"Jednym z filarów strategicznych jest doskonałość operacyjna. Pod tym kryje się efektywność, prostota organizacji, uproszczenie zarówno procesów, ale też struktur organizacyjnych po to, żebyśmy byli bardzo elastyczni i szybsi w działaniu, żebyśmy mogli nadążyć za rynkiem" - powiedział na konferencji prezes Enei Grzegorz Kinelski.
Jak podano, jednym z wdrażanych przez grupę działań jest tworzenie nowoczesnej spółki holdingowej.
18 września tego roku zarząd Enei wypowiedział Zakładowy Układ Zbiorowy Pracy (ZUZP) w spółce Enea SA. Jak tłumaczą przedstawiciele zarządu, żeby to zrobić, trzeba było też - z powodów formalnych - wypowiedzieć jednocześnie Ponadzakładowe Układy Zbiorowe Pracy (PUZP). Wyjaśniają jednak, że w pozostałych spółkach grupy Enea ZUZP-y obowiązują bez zmian i nie ma planów ich wypowiadania.
„Te dokumenty powstawały w innej epoce. (…) Potrzebujemy mieć system, który jest zrozumiały przez ludzi nowego pokolenia, ale też jest systemem, który pozwala nam motywować pracowników” - powiedziała wiceprezes Enei Dalida Gepfert.
Jak poinformowała, ZUZP został wypowiedziany wyłącznie w Enea SA i dotyczy to 210 pracowników z ok. 18 tys. pracowników zatrudnionych w Grupie Enea.

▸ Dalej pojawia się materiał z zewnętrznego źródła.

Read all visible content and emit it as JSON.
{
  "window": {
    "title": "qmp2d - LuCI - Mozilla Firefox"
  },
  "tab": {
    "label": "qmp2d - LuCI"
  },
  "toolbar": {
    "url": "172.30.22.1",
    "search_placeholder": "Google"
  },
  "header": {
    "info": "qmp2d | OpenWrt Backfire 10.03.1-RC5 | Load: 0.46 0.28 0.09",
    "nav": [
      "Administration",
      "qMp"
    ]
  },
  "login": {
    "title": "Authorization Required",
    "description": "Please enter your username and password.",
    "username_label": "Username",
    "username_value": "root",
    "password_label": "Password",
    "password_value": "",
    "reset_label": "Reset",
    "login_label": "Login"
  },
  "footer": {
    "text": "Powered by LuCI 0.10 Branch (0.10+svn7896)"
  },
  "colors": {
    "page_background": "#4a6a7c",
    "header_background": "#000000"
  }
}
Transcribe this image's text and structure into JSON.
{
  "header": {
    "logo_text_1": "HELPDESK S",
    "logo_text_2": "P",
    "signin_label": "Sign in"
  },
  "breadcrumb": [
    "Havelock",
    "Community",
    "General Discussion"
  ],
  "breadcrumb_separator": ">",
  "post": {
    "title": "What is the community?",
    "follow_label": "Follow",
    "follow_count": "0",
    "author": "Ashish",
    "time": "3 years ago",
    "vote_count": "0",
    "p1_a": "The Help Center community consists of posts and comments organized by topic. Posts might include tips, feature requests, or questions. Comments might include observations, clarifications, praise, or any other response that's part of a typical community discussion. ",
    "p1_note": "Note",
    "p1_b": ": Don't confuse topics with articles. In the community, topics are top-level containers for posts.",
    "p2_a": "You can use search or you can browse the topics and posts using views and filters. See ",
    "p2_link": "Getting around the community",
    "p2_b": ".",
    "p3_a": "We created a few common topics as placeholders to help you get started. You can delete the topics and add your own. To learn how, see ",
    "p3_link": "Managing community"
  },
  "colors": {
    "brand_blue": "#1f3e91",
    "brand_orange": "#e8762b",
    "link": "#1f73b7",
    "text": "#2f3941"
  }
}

Wiceprezes Marek Lelątko wskazał, że ZUZP funkcjonował w spółce od prawie 30 lat, był wielokrotnie modyfikowany, a wcześniejsze próby zmian i uproszczenia były blokowane przez stronę społeczną. Zarząd chce wypracować ze stroną społeczną nowy ZUZP. Zgodnie z zamierzeniami zarządu, struktura wynagrodzeń w Enea SA miałaby zostać uproszczona. Wynagrodzenie miałoby się składać z płacy zasadniczej i premii na poziomie 10 proc., ale łączna wysokość wynagrodzenia nie uległaby zmianie. Dodatkowo, za przekroczenie celów oferowane jest dodatkowe 10 proc. premii.
Zarząd Enei liczy, że w przyszłości pozostałe spółki z grupy też będą chciały przystąpić do nowego ZUZP.
"Enea działa transparentnie i zgodnie z planem, decyzje wynikają z przyjętej strategii i zasad ładu korporacyjnego. Wprowadzone zmiany podnoszą jakość zarządzania i efektywność grupy. Nie ma żadnych planów zwolnień, a tym bardziej zwolnień grupowych. Nie ma zagrożenia dla praw pracowniczych. Zmiany ZUZP dotyczą tylko 210 osób i tylko w Enea SA. Wszyscy pracownicy grupy, ponad 18 tysięcy osób, zachowuje wszystkie swoje pełne prawa i warunki pracy" - powiedział prezes Grzegorz Kinelski, zapewniając o woli dialogu ze związkami zawodowymi.
"Z naszej strony jest wola dialogu. Chcielibyśmy, by związki zawodowe nie były na +nie+, ale by chciały nas przypilnować, żebyśmy te zmiany wdrożyli. Tym bardziej, że one nie narażają żadnego pracownika na żadną szkodę. Świat się zmienił, zmieniły się firmy, zmienili się nasi klienci, zmieniła się konkurencja i oczekujemy, że zmiany będą szły szerzej" - dodał.
Grupa chce, by spółka Enea SA była spółką typowo zarządczą, która będzie się zajmowała strategią, koordynacją zasobów, kwestiami finansowymi itd. Działalność sprzedażowa ma zostać wydzielona do innego podmiotu, spółki Enea Power & Gas, która zmieni nazwę na Enea Sprzedaż.
"Plan jest taki, żeby przenieść zorganizowaną część przedsiębiorstwa z początkiem roku. Spółka jest przygotowana, wyposażona we wszystkie instrumenty, koncesje, trwają przygotowania systemu informatycznego. (...) Jesteśmy przygotowani na ewentualną możliwość przesunięcia harmonogramu, natomiast absolutnie nie zamierzamy zaniechać tego projektu" - powiedział wiceprezes Bartosz Krysta.
Jak poinformował, zaawansowanie projektu wynosi 90 proc. Proces reorganizacyjny dotyczyć będzie 174 pracowników, którzy przejdą do nowej spółki operacyjnej na dotychczasowych zasadach. Zmian mają nie odczuć klienci Enei.